Thursday, April 1, 2021

April Fool's Day

On April Fool's Day it seems appropriate that I chase a fool's errand:  defining a plant species.  While Ernst Mayr's Biological Species Concept is still widely taught, its many weaknesses in non-avian organisms have been apparent for decades.  This week I read in the Grey Lady that African elephants are now considered to be comprised of two species with the smaller population of forest elephants considered critically endangered.  Clearly conservation efforts like IUCN red listing can be undercut by taxonomic shenanigans.  

Current phylogenetic work based heavily on DNA studies is finding interesting phenomena, but there is likely more going on.  We often don't know the functional meaning of DNA differences.  How much divergence in DNA sequences makes a species?  

Clearly, if a single change can instantly make a plant reproductively isolated from others (I'm lookin' at you, polyploidy), then you've got new species by one way of thinking.  Larrea forms a polyploid complex across the southwest.  Generally speaking, L. tridentata in the Chihuahuan Desert is diploid, while in the Sonoran creosote bush is tetraploid and Mohave Larrea is hexaploid.  

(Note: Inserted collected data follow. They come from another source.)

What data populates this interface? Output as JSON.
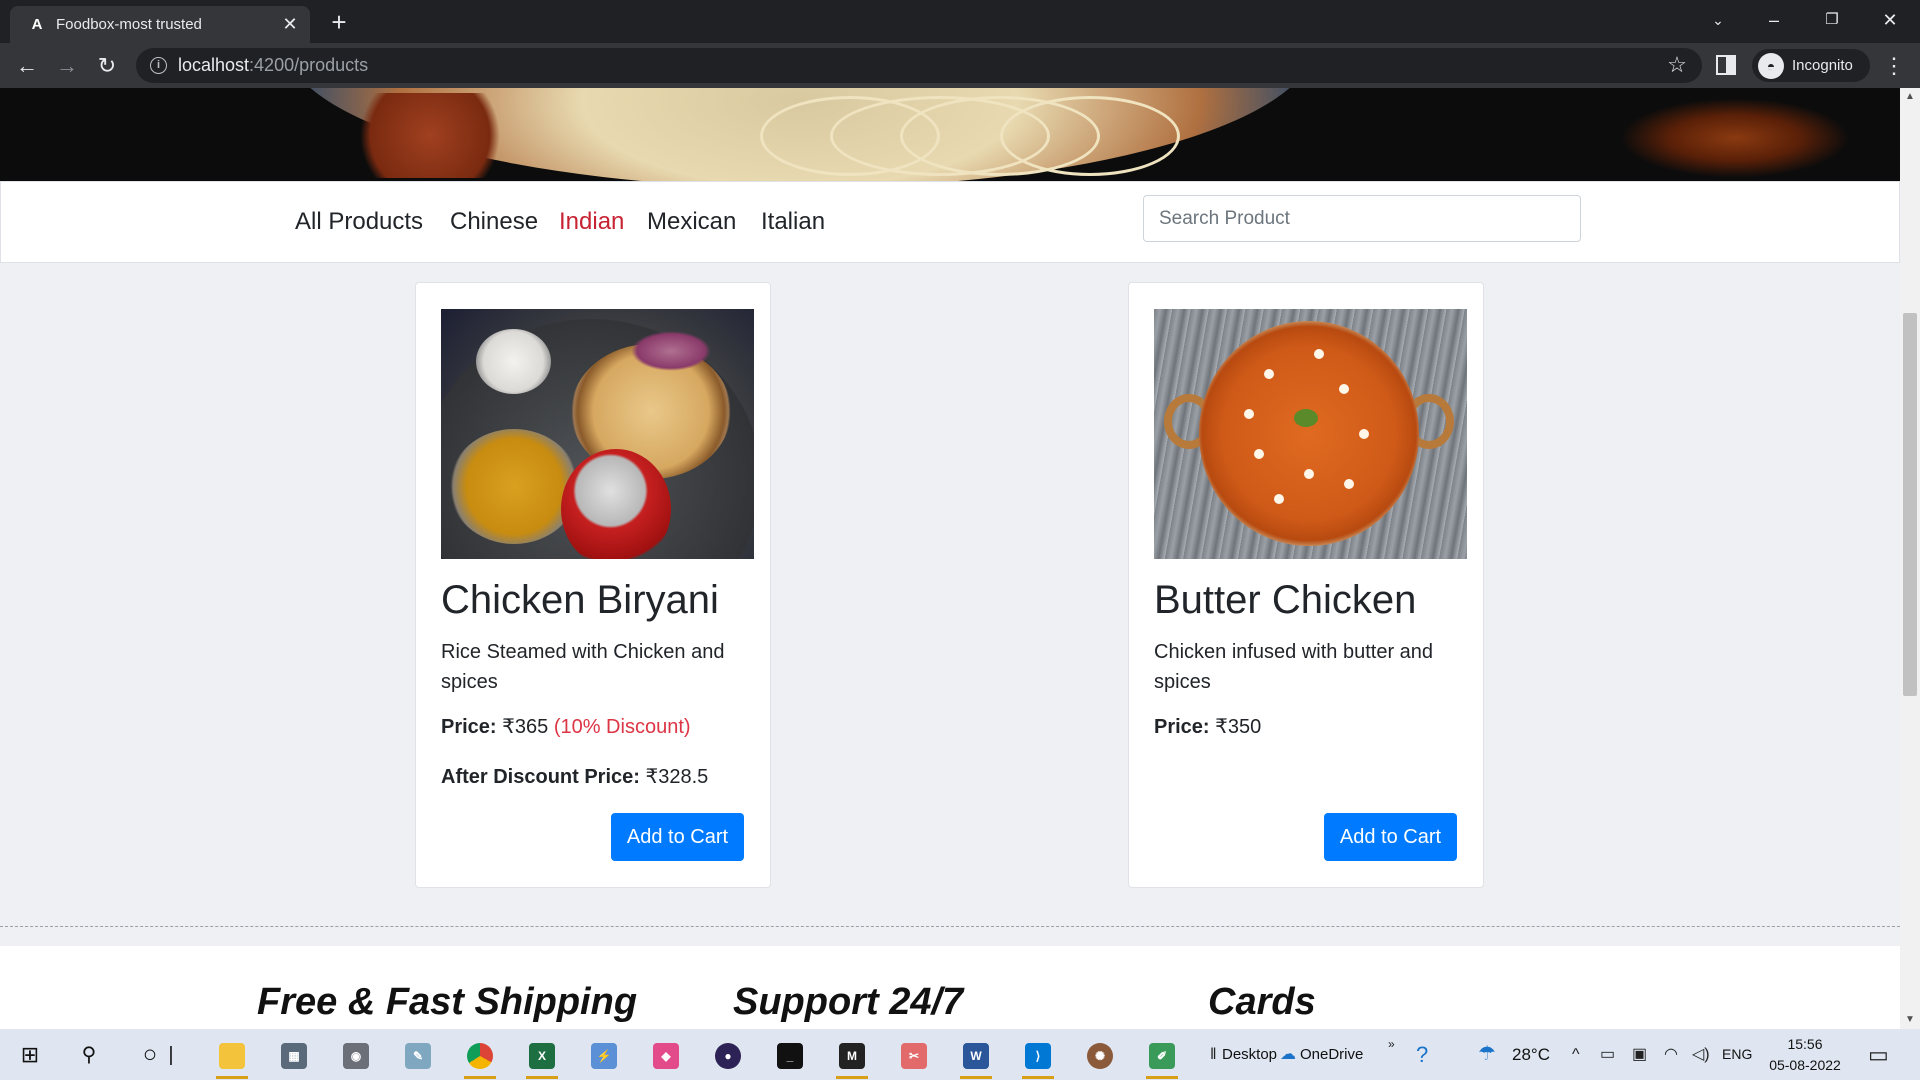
{
  "browser": {
    "tab_title": "Foodbox-most trusted",
    "tab_favicon": "A",
    "url_host": "localhost",
    "url_path": ":4200/products",
    "profile_label": "Incognito"
  },
  "category_nav": {
    "items": [
      {
        "label": "All Products",
        "active": false
      },
      {
        "label": "Chinese",
        "active": false
      },
      {
        "label": "Indian",
        "active": true
      },
      {
        "label": "Mexican",
        "active": false
      },
      {
        "label": "Italian",
        "active": false
      }
    ],
    "search_placeholder": "Search Product"
  },
  "products": [
    {
      "title": "Chicken Biryani",
      "description": "Rice Steamed with Chicken and spices",
      "price_label": "Price:",
      "price": "₹365",
      "discount": "(10% Discount)",
      "after_label": "After Discount Price:",
      "after_price": "₹328.5",
      "button": "Add to Cart"
    },
    {
      "title": "Butter Chicken",
      "description": "Chicken infused with butter and spices",
      "price_label": "Price:",
      "price": "₹350",
      "button": "Add to Cart"
    }
  ],
  "footer": {
    "features": [
      "Free & Fast Shipping",
      "Support 24/7",
      "Cards"
    ]
  },
  "taskbar": {
    "desktop_label": "Desktop",
    "onedrive_label": "OneDrive",
    "temperature": "28°C",
    "language": "ENG",
    "time": "15:56",
    "date": "05-08-2022"
  },
  "colors": {
    "accent_blue": "#007bff",
    "active_category": "#c82333",
    "discount_red": "#dc3545"
  }
}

Recently (O'Connor, Laport, Whiteman, 2019) showed some interesting distribution patterns with gall midges on creosote.  "Contact zones between plant cytotypes are dispersal barriers for many Asphondylia species due to plant-insect interactions. The distribution of L. tridentata cytotypes therefore shapes herbivore species ranges and herbivore community structure across North American deserts. Our results demonstrate that polyploidy in plants can affect the biogeography of ecological communities."


In other news yesterday, the Perseverance rover on Mars unfolded its Ingenuity helicopter ahead of much-anticipated Martian aerial reconnaissance.